Saturday, November 2, 2019

Garmin Fenix 5

Over the years, I am not sure I have sufficiently expressed the significant role Garmin's GPS watches have played in my post high school return to running.  It's not just about recording all of the interesting places I have run...though that novelty persists to the point where I won't run or hike unless I am using my watch.  It's not just about being able to observe time, distance, and pace in real-time, though it is definitely a huge advantage over how I trained in my early years.  The real advantage comes from all of the data I have collected from my running activities.  For me, running is personal...so I really don't care how my times compare to others.  But what I do care about is how my pace compares to runs I have done before...as it provides clear evidence that my training is paying off.  It also informs my decisions about how much effort I should put into my training and what goals are realistic.  And, when I race, I use this data to set a realistic pace target.

One thing that has changed since I resumed running is that we all now carry GPS-enabled smartphones on our activities.  At first, one might think this diminishes the need for weighing down our wrists.  Last year, my Garmin Fenix 2 died.  It would not take a charge.  Rather than spring for a new watch, I decided to see how long I could get by with just a phone and Strava, an app I had long been using with my Garmin data as I liked its social aspects, challenges, and how it breaks routes into segments and awards achievements.  At first, I didn't mind that I couldn't observe my time on my wrist.  I would sometimes not pay attention to the audio pace updates though...so I was clearly not aware of my moment-to-moment pace...but this didn't really matter until I decided to register for races.  And I definitely wouldn't want to run a race without being able to observe my pace on my terms.

So that pretty much forced me to upgrade to another Garmin watch.  Part of my hesitation to do so was my experience with the Fenix 2.  It was much more expensive than my previous Garmin Forerunners, but lasted a fraction of the lifespan.  The only thing I really liked about the Fenix 2 was its improved form factor over my previous Garmin Forerunners.  I was never happy with its battery life.  I didn't like synchronizing the watch with a phone app over Bluetooth...it often failed.  Connecting my previous watches via USB to the computer was infinitely more reliable.

I heard good things about the battery life of Fenix 5, so I took advantage of a sweet deal and picked one up with plenty of time to familiarize myself with it before my first race.  What a difference a few years makes!  Everything about this watch is improved over all Garmin watches I have owned before.  It's truly the first watch I don't have to charge more than once a week.  It is the first Garmin watch that  I feel comfortable wearing as a normal watch for this very reason, not just because of its significantly reduced size.  In a few years, these watches will dimensionally be no different than non-GPS watches.  And this Garmin is almost a smartwatch, being able to display notifications from my phone (leaving the watch connected does drain its battery though).  It syncs with the phone app very reliably...to the point where I now share my data as soon as I finish my runs.

And one of my favorite things?
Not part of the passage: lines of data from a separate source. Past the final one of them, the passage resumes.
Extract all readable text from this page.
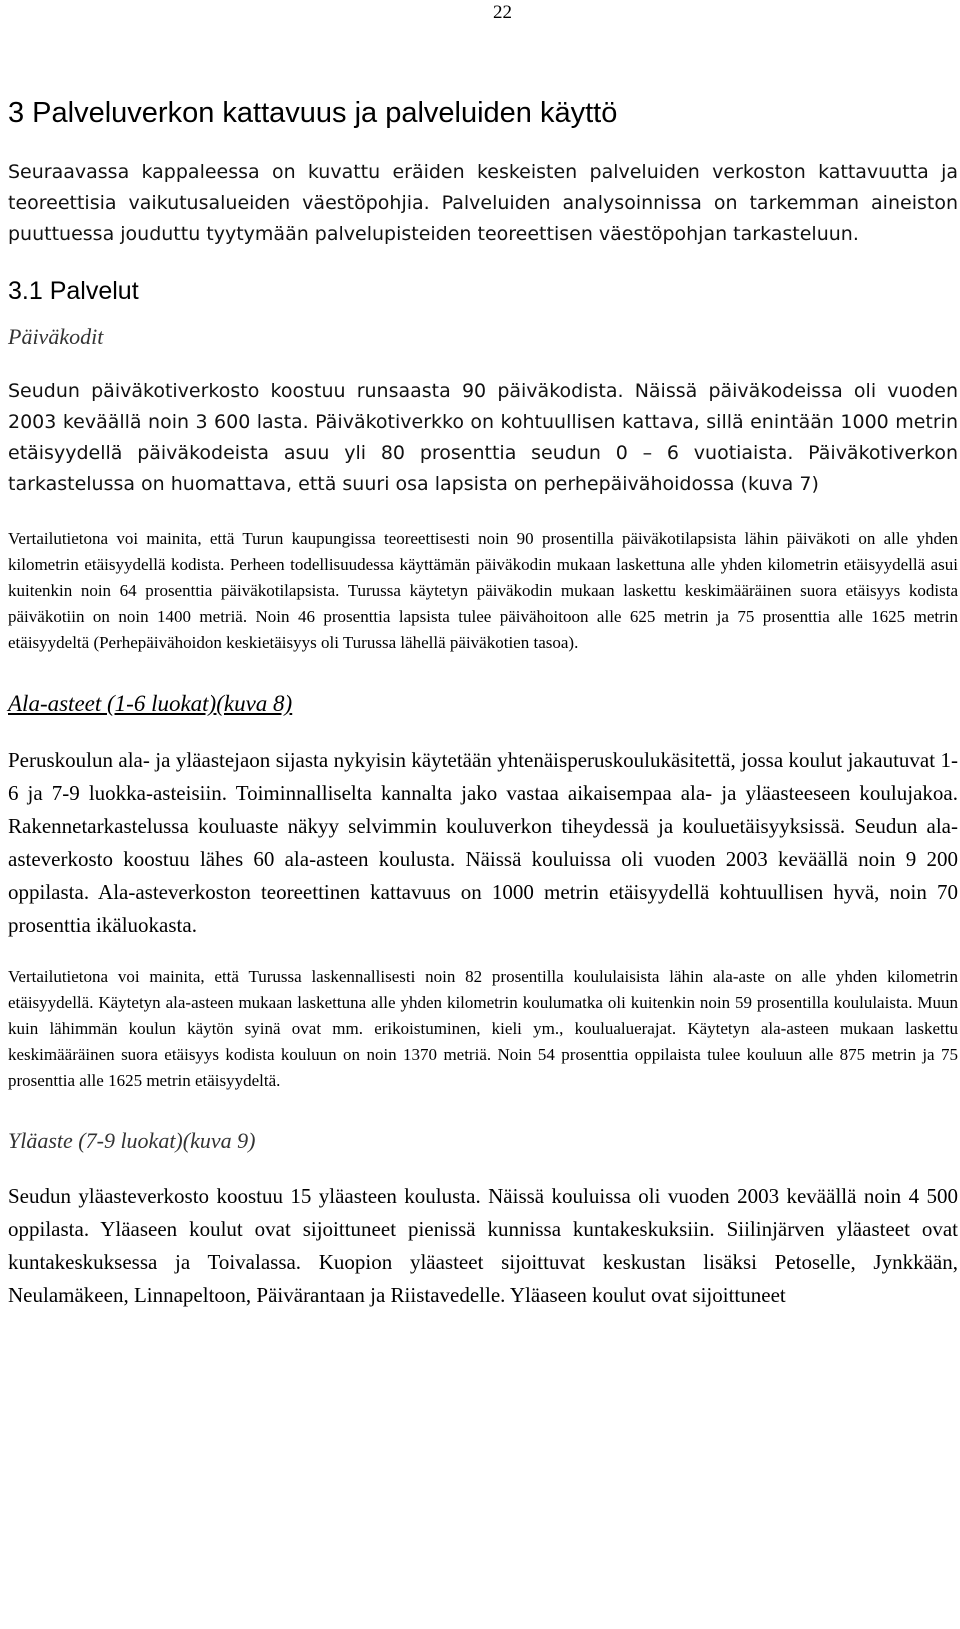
22
3 Palveluverkon kattavuus ja palveluiden käyttö

Seuraavassa kappaleessa on kuvattu eräiden keskeisten palveluiden verkoston kattavuutta ja teoreettisia vaikutusalueiden väestöpohjia. Palveluiden analysoinnissa on tarkemman aineiston puuttuessa jouduttu tyytymään palvelupisteiden teoreettisen väestöpohjan tarkasteluun.

3.1 Palvelut
Päiväkodit

Seudun päiväkotiverkosto koostuu runsaasta 90 päiväkodista. Näissä päiväkodeissa oli vuoden 2003 keväällä noin 3 600 lasta. Päiväkotiverkko on kohtuullisen kattava, sillä enintään 1000 metrin etäisyydellä päiväkodeista asuu yli 80 prosenttia seudun 0 – 6 vuotiaista. Päiväkotiverkon tarkastelussa on huomattava, että suuri osa lapsista on perhepäivähoidossa (kuva 7)

Vertailutietona voi mainita, että Turun kaupungissa teoreettisesti noin 90 prosentilla päiväkotilapsista lähin päiväkoti on alle yhden kilometrin etäisyydellä kodista. Perheen todellisuudessa käyttämän päiväkodin mukaan laskettuna alle yhden kilometrin etäisyydellä asui kuitenkin noin 64 prosenttia päiväkotilapsista. Turussa käytetyn päiväkodin mukaan laskettu keskimääräinen suora etäisyys kodista päiväkotiin on noin 1400 metriä. Noin 46 prosenttia lapsista tulee päivähoitoon alle 625 metrin ja 75 prosenttia alle 1625 metrin etäisyydeltä (Perhepäivähoidon keskietäisyys oli Turussa lähellä päiväkotien tasoa).

Ala-asteet (1-6 luokat)(kuva 8)

Peruskoulun ala- ja yläastejaon sijasta nykyisin käytetään yhtenäisperuskoulukäsitettä, jossa koulut jakautuvat 1-6 ja 7-9 luokka-asteisiin. Toiminnalliselta kannalta jako vastaa aikaisempaa ala- ja yläasteeseen koulujakoa. Rakennetarkastelussa kouluaste näkyy selvimmin kouluverkon tiheydessä ja kouluetäisyyksissä. Seudun ala-asteverkosto koostuu lähes 60 ala-asteen koulusta. Näissä kouluissa oli vuoden 2003 keväällä noin 9 200 oppilasta. Ala-asteverkoston teoreettinen kattavuus on 1000 metrin etäisyydellä kohtuullisen hyvä, noin 70 prosenttia ikäluokasta.

Vertailutietona voi mainita, että Turussa laskennallisesti noin 82 prosentilla koululaisista lähin ala-aste on alle yhden kilometrin etäisyydellä. Käytetyn ala-asteen mukaan laskettuna alle yhden kilometrin koulumatka oli kuitenkin noin 59 prosentilla koululaista. Muun kuin lähimmän koulun käytön syinä ovat mm. erikoistuminen, kieli ym., koulualuerajat. Käytetyn ala-asteen mukaan laskettu keskimääräinen suora etäisyys kodista kouluun on noin 1370 metriä. Noin 54 prosenttia oppilaista tulee kouluun alle 875 metrin ja 75 prosenttia alle 1625 metrin etäisyydeltä.

Yläaste (7-9 luokat)(kuva 9)

Seudun yläasteverkosto koostuu 15 yläasteen koulusta. Näissä kouluissa oli vuoden 2003 keväällä noin 4 500 oppilasta. Yläaseen koulut ovat sijoittuneet pienissä kunnissa kuntakeskuksiin. Siilinjärven yläasteet ovat kuntakeskuksessa ja Toivalassa. Kuopion yläasteet sijoittuvat keskustan lisäksi Petoselle, Jynkkään, Neulamäkeen, Linnapeltoon, Päivärantaan ja Riistavedelle. Yläaseen koulut ovat sijoittuneet
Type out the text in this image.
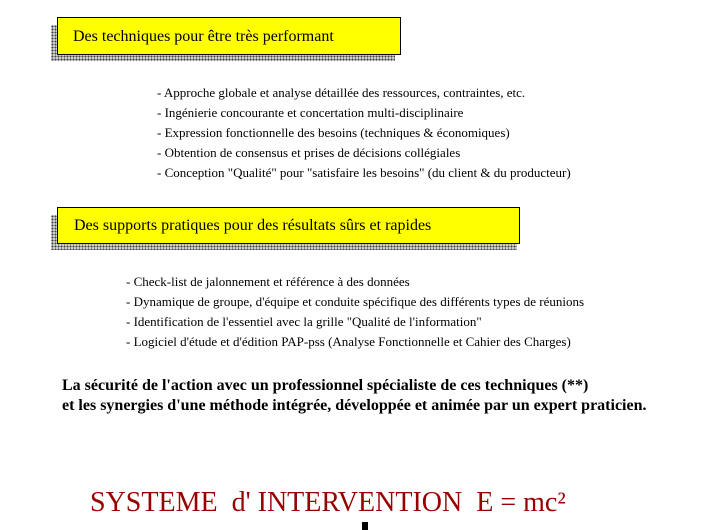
Des techniques pour être très performant
- Approche globale et analyse détaillée des ressources, contraintes, etc.
- Ingénierie concourante et concertation multi-disciplinaire
- Expression fonctionnelle des besoins (techniques & économiques)
- Obtention de consensus et prises de décisions collégiales
- Conception "Qualité" pour "satisfaire les besoins" (du client & du producteur)
Des supports pratiques pour des résultats sûrs et rapides
- Check-list de jalonnement et référence à des données
- Dynamique de groupe, d'équipe et conduite spécifique des différents types de réunions
- Identification de l'essentiel avec la grille "Qualité de l'information"
- Logiciel d'étude et d'édition PAP-pss (Analyse Fonctionnelle et Cahier des Charges)
La sécurité de l'action avec un professionnel spécialiste de ces techniques (**)
et les synergies d'une méthode intégrée, développée et animée par un expert praticien.
SYSTEME  d' INTERVENTION  E = mc²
I no longer need to wear something else to record my heart rate.

I have only begun to scratch the surface of what this watch can do.  I have uploaded custom routes, but not nearly to the degree I had though I would.  I took advantage of the distance target during last month's marathon, though I still paid more attention to my time and real-time pace.  I don't really pay attention to steps, but it is amusing to see that this watch keeps tabs on that data when I'm not running. Actually, this is the first watch I have worn when I'm not running in decades!